Inoltre su disposizione della Procura di Agrigento sono stati arrestati; Salvatore Alabiso, licatese di 49 anni, pregiudicato per associazione mafiosa, Gaetano Greco Polito, licatese di 61 anni; Bernardo Dainotto, licatese di 53 anni sorvegliato speciale; Luigi Cassaro, licatese di 39 anni, incensurato; Salvatore Catania, agrigentino, 52 anni, incensurato;Giuseppe Marotta, licatese, 29 anni; Stefania Cannistraro, palermitana, 29 anni; Luciano Montana, licatese, 32, Carmelo Rallo, agrigentino, 37;Mario Rallo, di Palma di Montechiaro, 59; Angelo Greco, licatese 20 anni. Tutti sono stati destinati nel carcere di contrada Petrusa ad Agrigento. Mentre per Salvatore Catania e Vincenza Cellura sono stati disposti gli arresti domiciliari.
I fermati devono rispondere a vario titolo di associazione per delinquere, usura, estorsione, riciclaggio, detenzione ai fini di spacci di sostanze stupefacenti, porto e detenzione illegale di armi comuni da sparo.
Poi, nel 2011, il 20 luglio, quando gli agenti della Squadra mobile di Agrigento e del Commissariato Polizia di Licata, al termine di una complessa indagine, arrestarono il licatese.
A seguito di una perquisizione operata in contrada Cannavecchia, in territorio di Licata, gli agenti hanno rinvenuto una pistola marca Beretta, calibro 7,65, con matricola abrasa, con relativo munizionamento; una pistola Walther calibro 9, con relativo munizionamento e priva di punzonatura (quindi illegalmente importata in Italia); un camion ed un escavatore modello bob cat risultati provento di furto commesso il 17 luglio 2011, a Canicattì ai danni di una ditta di Termini Imerese impegnata nella realizzazione dell’impianto di video sorveglianza del territorio di Canicattì.
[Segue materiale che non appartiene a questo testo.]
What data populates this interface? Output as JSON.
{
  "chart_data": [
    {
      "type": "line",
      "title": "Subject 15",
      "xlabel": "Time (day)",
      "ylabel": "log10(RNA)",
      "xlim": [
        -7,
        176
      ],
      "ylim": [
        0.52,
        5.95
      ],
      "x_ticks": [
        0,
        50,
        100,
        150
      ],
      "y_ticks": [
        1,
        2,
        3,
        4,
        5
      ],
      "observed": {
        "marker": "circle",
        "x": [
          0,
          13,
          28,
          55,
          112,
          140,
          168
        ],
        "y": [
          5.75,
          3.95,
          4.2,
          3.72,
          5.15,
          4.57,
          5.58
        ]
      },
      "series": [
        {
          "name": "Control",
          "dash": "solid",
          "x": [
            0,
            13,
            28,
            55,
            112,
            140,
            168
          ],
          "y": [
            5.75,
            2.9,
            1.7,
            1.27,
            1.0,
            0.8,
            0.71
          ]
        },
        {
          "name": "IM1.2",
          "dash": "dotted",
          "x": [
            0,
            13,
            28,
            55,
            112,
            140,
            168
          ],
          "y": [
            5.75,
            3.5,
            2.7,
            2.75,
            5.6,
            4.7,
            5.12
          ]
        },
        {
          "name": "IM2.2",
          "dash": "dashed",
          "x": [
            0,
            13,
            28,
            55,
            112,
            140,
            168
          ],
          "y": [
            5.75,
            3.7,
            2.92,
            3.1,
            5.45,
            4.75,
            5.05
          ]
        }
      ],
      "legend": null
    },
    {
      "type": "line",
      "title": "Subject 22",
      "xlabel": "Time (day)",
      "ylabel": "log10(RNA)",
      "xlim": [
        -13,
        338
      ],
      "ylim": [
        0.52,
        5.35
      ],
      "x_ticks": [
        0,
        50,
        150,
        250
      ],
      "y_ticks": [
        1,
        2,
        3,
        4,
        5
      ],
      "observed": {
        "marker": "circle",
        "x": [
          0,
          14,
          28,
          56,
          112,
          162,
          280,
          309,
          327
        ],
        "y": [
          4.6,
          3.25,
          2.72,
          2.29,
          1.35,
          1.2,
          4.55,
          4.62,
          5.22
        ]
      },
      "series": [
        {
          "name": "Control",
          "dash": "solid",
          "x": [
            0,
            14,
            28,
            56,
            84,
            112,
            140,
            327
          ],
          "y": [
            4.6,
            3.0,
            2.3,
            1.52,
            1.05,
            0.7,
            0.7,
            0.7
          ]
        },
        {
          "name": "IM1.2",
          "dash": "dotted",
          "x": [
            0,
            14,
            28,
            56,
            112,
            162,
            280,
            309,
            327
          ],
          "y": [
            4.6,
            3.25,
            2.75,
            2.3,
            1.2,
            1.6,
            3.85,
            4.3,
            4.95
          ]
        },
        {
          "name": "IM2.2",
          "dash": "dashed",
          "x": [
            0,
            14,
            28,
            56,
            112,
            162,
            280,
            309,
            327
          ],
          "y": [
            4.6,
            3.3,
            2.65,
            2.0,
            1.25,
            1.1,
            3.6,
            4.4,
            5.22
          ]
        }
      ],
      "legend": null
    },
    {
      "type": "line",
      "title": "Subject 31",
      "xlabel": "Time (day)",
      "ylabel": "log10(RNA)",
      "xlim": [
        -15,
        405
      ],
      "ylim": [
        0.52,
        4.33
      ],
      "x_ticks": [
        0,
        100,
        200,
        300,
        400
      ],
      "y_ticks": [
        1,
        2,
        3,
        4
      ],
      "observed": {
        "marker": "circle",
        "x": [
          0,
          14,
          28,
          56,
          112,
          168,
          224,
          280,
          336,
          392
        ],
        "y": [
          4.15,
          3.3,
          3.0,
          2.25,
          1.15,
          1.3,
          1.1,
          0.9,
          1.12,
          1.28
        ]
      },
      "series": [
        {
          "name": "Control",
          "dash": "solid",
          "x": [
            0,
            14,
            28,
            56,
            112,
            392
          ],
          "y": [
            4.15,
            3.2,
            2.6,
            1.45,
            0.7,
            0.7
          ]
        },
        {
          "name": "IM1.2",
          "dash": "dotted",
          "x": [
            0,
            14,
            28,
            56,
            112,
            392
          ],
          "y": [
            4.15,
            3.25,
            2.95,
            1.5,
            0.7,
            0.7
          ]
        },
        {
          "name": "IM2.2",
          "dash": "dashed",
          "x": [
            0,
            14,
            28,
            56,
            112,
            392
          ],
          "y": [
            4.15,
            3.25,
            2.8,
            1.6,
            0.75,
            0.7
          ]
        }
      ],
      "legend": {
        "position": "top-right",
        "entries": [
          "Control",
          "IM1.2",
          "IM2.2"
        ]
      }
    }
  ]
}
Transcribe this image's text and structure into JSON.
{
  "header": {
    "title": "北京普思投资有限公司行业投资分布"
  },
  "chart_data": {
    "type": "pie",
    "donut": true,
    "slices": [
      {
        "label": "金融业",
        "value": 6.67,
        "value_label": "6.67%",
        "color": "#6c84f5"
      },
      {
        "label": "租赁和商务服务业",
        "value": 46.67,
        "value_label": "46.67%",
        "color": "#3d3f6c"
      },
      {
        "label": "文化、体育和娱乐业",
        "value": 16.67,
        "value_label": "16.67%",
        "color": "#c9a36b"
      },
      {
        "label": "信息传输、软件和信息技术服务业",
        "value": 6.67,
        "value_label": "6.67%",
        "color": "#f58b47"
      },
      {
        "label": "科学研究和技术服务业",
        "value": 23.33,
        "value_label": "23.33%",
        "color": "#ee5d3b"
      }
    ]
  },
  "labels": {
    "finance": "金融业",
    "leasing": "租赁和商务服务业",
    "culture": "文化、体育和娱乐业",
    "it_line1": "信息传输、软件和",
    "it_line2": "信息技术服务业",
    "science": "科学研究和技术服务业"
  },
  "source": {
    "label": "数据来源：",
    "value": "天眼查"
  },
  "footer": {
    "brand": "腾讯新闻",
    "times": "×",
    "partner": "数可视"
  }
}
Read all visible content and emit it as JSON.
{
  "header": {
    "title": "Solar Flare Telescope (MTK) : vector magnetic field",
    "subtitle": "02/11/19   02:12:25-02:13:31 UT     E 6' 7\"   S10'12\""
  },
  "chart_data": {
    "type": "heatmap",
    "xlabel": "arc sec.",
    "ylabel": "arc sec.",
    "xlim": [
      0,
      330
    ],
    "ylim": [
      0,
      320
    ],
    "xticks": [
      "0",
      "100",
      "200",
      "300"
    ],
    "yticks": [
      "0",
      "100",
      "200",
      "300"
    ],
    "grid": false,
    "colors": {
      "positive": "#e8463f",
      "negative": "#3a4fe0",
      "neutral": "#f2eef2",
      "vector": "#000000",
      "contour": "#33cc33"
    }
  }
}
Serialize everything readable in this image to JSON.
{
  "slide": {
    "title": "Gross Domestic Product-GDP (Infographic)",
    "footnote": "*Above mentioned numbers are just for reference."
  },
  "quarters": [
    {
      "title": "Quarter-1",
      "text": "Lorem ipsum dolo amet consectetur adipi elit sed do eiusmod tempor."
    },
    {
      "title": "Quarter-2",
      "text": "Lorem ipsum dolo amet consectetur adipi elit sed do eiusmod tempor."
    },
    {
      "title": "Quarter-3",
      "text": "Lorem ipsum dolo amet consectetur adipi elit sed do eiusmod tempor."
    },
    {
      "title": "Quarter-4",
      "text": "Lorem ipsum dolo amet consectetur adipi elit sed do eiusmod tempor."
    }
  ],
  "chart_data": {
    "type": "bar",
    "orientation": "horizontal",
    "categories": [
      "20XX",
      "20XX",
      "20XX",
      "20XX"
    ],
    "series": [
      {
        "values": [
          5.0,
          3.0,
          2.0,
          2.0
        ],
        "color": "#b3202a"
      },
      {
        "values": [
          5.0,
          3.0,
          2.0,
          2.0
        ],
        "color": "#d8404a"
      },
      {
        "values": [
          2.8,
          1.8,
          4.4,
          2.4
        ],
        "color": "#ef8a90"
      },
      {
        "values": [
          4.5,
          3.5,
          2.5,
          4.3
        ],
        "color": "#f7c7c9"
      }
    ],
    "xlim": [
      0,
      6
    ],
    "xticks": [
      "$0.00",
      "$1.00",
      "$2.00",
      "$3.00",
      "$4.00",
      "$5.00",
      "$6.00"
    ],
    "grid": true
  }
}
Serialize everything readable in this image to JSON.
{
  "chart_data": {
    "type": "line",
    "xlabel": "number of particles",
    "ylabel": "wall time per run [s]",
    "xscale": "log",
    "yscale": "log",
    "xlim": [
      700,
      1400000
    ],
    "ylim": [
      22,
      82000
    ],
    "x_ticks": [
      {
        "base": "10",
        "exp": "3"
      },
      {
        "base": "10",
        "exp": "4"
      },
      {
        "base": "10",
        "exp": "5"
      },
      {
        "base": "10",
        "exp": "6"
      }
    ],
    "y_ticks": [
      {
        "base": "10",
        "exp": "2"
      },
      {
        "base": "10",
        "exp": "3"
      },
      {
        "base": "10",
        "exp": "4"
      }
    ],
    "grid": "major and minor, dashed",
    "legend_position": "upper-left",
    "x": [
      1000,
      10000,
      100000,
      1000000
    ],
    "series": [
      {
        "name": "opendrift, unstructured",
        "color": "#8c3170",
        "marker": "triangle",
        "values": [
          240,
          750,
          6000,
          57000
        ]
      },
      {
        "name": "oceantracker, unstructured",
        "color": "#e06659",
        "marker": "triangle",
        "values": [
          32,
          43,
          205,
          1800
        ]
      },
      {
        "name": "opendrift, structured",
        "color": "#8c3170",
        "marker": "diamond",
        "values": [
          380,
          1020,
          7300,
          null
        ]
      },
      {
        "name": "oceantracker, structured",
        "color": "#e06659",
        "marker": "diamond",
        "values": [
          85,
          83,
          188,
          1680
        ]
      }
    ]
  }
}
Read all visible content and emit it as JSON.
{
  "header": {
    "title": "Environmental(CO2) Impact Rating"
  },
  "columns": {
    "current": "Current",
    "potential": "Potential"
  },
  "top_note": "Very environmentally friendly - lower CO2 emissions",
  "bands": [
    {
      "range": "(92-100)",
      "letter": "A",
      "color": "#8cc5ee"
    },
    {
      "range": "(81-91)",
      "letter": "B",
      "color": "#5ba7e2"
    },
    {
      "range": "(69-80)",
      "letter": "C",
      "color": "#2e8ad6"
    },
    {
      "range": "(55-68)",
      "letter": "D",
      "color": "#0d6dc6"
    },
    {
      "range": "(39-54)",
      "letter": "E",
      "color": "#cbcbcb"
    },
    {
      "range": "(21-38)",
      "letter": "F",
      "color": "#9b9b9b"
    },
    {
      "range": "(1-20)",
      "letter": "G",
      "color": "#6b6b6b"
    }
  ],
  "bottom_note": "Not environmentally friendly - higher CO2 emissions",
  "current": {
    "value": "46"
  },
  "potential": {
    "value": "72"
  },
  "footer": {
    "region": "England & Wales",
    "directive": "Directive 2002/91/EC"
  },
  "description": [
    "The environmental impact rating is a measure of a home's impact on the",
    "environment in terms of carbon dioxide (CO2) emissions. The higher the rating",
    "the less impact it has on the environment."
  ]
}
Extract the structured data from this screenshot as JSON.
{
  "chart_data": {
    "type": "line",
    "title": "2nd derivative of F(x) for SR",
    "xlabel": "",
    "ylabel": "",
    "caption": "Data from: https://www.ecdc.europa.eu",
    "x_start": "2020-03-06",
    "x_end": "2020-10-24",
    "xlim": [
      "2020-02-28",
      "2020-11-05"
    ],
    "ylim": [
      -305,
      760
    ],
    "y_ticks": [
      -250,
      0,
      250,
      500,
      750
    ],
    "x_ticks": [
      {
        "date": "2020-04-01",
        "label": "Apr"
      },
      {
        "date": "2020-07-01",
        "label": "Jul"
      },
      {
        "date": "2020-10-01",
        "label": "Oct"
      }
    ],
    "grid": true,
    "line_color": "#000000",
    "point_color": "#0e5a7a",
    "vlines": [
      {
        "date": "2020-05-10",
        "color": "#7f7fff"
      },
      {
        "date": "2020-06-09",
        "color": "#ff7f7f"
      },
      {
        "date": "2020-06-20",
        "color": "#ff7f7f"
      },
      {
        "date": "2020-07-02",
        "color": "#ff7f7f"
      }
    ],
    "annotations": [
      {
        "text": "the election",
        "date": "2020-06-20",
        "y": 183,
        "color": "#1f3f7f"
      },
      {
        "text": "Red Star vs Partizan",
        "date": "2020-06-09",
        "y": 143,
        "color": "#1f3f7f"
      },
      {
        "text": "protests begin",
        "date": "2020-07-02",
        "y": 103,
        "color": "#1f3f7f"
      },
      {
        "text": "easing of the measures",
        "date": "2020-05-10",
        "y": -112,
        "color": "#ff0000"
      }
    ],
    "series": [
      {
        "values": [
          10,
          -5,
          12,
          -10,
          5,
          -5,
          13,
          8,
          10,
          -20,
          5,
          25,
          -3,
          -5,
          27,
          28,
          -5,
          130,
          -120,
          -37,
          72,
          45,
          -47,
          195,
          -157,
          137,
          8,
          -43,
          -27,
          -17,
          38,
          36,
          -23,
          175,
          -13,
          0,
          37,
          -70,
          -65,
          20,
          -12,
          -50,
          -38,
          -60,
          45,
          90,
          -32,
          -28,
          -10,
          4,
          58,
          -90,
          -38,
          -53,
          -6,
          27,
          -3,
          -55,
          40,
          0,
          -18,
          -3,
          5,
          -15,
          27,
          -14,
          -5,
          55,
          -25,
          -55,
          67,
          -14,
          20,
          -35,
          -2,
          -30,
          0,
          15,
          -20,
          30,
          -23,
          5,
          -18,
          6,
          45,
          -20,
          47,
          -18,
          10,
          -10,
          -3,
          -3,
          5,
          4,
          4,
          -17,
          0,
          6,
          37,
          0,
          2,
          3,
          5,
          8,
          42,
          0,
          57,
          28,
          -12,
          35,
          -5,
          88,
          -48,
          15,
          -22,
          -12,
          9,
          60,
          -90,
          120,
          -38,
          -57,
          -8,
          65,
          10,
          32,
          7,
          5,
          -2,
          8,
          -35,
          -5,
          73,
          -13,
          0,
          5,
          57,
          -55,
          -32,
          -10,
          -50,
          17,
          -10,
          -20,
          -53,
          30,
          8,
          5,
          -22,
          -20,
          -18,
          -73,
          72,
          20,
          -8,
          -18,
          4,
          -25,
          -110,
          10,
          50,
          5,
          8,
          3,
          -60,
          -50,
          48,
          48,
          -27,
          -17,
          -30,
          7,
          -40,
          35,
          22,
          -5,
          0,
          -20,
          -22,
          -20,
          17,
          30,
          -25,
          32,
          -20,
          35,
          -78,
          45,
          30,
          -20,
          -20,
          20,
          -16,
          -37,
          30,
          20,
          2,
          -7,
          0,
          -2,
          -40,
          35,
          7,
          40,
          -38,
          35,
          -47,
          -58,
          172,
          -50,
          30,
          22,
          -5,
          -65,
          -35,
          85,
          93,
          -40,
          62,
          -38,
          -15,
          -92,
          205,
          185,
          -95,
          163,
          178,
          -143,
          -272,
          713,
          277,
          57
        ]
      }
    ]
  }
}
Era stata proprio una segnalazione giunta alla Questura della possibile presenza di mezzi rubati presso l’abitazione del Cassaro a far scattare i controlli dei poliziotti della Mobile e del Commissariato di Licata. Nel corso della perquisizione, però, oltre ai mezzi rubati, sono state rinvenute e sequestrate anche le due pistole perfettamente funzionanti.
Il mutismo dell’uomo arrestato – la cui figura in passato è stata certamente sottovalutata – non facilita le indagini.
Adesso bisognerà vedere, attraverso le investigazioni, che tipo di killer è Cassaro.
Se la sua mano è stata armata da motivi di vendetta oppure se la sua azione sia frutto di un mestiere, ossia chiamato a pagamento per uccidere.
In quest’ultimo caso si aprirebbero scenari davvero impensabili.
Almeno sino ad ora.
Intanto gli avvocati difensori di Luigi Cassaro, 50 anni, di Licata,chiedono la scarcerazione del loro assistito. I legali del licatese lo hanno chiesto, ieri, ai giudici del Tribunale del Riesame di Palermo, in quanto le immagini, secondo quanto asserito dagli avvocati stessi: “non sono nitide, non si vede pressoché nulla”.